COVID-19 AND SMOKING CESSATION
According to the Centers for Disease Control (CDC), quitting cigarettes and e-cigarettes can help protect you from COVID-19.
Smoking is considered a risk factor for respiratory illness and respiratory failure is a common cause of death for those diagnosed with COVID-19.
In fact, there are benefits that can help the body fight off infection soon after you quit:
- Once you quit, the small hairs or cilia, in your lungs begin to heal giving you stronger lungs to help you fight COVID-19 if you contract it.
- Your lungs will no longer have the ongoing inflammation caused by smoking and that predispose you to COVID-19.

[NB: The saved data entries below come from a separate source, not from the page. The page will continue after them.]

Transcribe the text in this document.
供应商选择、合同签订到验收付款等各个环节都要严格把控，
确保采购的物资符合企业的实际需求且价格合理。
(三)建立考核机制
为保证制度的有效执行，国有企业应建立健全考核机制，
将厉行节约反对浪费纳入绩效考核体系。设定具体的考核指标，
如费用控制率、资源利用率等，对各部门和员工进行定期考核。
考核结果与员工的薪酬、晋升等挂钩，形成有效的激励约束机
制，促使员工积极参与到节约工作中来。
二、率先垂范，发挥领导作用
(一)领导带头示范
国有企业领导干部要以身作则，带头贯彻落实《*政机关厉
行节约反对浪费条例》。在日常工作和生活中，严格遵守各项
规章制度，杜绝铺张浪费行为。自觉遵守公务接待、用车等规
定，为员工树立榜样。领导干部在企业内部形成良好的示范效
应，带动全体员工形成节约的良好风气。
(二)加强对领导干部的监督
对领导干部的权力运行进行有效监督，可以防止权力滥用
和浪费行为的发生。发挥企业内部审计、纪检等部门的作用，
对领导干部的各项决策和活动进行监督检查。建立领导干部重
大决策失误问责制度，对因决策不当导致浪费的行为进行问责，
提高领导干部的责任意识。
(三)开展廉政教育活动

- Saying goodbye to smoking strengthens your heart due to increased blood circulation. Quitting helps to thin your blood and makes it less likely to form clot-causing heart attacks. A stronger heart helps if you contract COVID-19.

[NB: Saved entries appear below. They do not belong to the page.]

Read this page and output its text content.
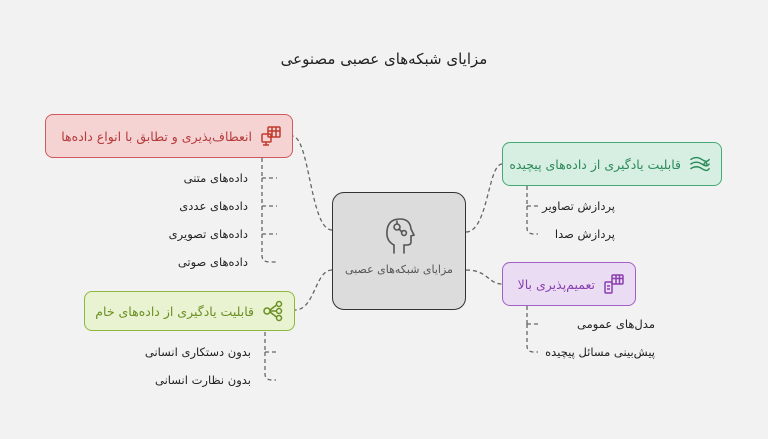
مزایای شبکه‌های عصبی مصنوعی
مزایای شبکه‌های عصبی
انعطاف‌پذیری و تطابق با انواع داده‌ها
داده‌های متنی
داده‌های عددی
داده‌های تصویری
داده‌های صوتی
قابلیت یادگیری از داده‌های خام
بدون دستکاری انسانی
بدون نظارت انسانی
قابلیت یادگیری از داده‌های پیچیده
پردازش تصاویر
پردازش صدا
تعمیم‌پذیری بالا
مدل‌های عمومی
پیش‌بینی مسائل پیچیده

- Need another reason to ditch the e-cigs or cigarettes? Quitting now gives your body time to heal and makes your lungs and body stronger against future waves of COVID-19.

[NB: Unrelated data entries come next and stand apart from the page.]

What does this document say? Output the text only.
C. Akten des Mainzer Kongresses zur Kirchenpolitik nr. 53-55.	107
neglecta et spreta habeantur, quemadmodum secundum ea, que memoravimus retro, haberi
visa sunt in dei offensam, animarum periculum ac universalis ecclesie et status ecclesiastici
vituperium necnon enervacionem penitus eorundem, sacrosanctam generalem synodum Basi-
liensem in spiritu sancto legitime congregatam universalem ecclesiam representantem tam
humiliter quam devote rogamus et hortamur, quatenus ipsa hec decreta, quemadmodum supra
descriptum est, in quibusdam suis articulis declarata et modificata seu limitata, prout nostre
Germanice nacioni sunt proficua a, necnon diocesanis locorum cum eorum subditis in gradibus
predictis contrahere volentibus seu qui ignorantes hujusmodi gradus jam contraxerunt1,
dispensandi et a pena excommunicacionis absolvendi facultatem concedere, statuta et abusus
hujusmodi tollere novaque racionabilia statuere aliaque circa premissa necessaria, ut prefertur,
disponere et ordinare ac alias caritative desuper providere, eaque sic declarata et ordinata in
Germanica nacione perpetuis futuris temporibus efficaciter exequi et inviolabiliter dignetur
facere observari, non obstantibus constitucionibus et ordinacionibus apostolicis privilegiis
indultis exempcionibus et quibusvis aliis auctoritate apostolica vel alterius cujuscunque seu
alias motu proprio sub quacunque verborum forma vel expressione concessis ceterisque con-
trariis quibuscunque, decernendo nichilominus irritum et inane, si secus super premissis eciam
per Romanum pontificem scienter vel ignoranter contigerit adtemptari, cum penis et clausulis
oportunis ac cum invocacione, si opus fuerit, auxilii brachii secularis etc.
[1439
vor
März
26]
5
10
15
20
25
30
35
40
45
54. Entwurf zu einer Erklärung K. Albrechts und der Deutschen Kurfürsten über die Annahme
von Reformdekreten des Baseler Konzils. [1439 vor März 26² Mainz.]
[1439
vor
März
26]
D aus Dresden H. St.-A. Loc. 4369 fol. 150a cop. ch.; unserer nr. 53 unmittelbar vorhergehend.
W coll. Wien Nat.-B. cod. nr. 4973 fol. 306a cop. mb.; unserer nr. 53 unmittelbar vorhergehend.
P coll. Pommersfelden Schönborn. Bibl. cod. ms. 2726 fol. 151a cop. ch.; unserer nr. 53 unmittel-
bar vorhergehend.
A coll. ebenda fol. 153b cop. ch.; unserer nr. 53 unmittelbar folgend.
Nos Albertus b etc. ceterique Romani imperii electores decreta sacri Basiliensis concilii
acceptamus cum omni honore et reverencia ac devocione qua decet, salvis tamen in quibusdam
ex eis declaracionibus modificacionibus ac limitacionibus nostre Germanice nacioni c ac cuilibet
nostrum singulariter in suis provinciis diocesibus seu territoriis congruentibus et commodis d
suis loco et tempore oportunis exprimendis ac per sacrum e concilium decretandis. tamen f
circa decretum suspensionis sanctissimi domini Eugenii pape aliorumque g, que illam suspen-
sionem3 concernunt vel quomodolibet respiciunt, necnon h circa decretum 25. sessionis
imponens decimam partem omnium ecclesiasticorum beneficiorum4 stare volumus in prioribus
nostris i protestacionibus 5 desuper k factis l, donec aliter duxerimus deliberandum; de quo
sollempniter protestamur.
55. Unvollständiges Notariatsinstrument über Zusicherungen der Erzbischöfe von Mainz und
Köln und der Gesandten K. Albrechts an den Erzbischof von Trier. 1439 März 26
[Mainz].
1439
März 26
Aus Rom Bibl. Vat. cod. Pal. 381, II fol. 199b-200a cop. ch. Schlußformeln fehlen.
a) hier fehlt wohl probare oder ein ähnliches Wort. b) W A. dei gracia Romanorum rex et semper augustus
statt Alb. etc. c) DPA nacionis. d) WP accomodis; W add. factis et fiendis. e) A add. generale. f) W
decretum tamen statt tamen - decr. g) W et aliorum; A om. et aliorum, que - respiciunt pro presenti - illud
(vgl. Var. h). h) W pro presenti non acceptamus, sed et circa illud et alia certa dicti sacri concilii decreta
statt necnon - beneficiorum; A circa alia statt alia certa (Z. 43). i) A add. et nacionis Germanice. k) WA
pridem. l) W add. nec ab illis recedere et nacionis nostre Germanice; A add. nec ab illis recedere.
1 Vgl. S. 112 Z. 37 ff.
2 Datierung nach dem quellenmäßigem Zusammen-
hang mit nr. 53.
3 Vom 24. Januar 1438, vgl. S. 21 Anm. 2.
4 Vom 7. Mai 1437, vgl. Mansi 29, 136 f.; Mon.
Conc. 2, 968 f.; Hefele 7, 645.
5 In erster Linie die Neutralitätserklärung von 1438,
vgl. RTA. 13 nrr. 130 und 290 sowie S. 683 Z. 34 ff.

Want to learn more about the benefits of quitting? Visit the CDC's website here.
Now is the time to take the first step towards a stronger, healthier you. Looking for a helping hand? Talk to a HMC HealthWorks Certified Health Coach for tips, tricks and one-on-one support. Call 888.369.5054
PARENTS AT HOME WITH CHILDREN DUE TO COVID-19
Families are now finding themselves working, playing, going to school and living all under one roof. Due to the novel coronavirus, COVID-19, millions of adults and children are learning to adapt to their new normal. It is important to remember; the first few days or weeks of any new routine can be challenging. Below are three tips for finding balance with everyone under one roof.
- CREATE A RHYTHM FOR THE FAMILY. Try to avoid having a strict schedule because failing to adhere can be disappointing. Instead have a general rhythm that you follow each day. Be sure to include time for exercise, to do house chores, catch up with friends and family remotely and time to be outside. It is important to maintain an eating schedule so you don’t find yourself snacking all day long.
- OVER-COMMUNICATE. This applies to your family and work. Everyone is adjusting, so it is critical to have conversations about these changes. If you are working from home, be sure your family knows even though you are home you need space and time to work. Kids will react differently to the changes and will need you to provide guidance. Be sure to speak clearly, openly and with age appropriate language to help them adjust to their new normal.
- HAVE FUN! Look for new ways to connect with your children and partner. Play boardgames, go for hikes or spend time in nature. Cook a new meal or delicious dessert. Start a puzzle or make a fort with blankets. Listen to audiobooks, dig into your family history or have a dance party.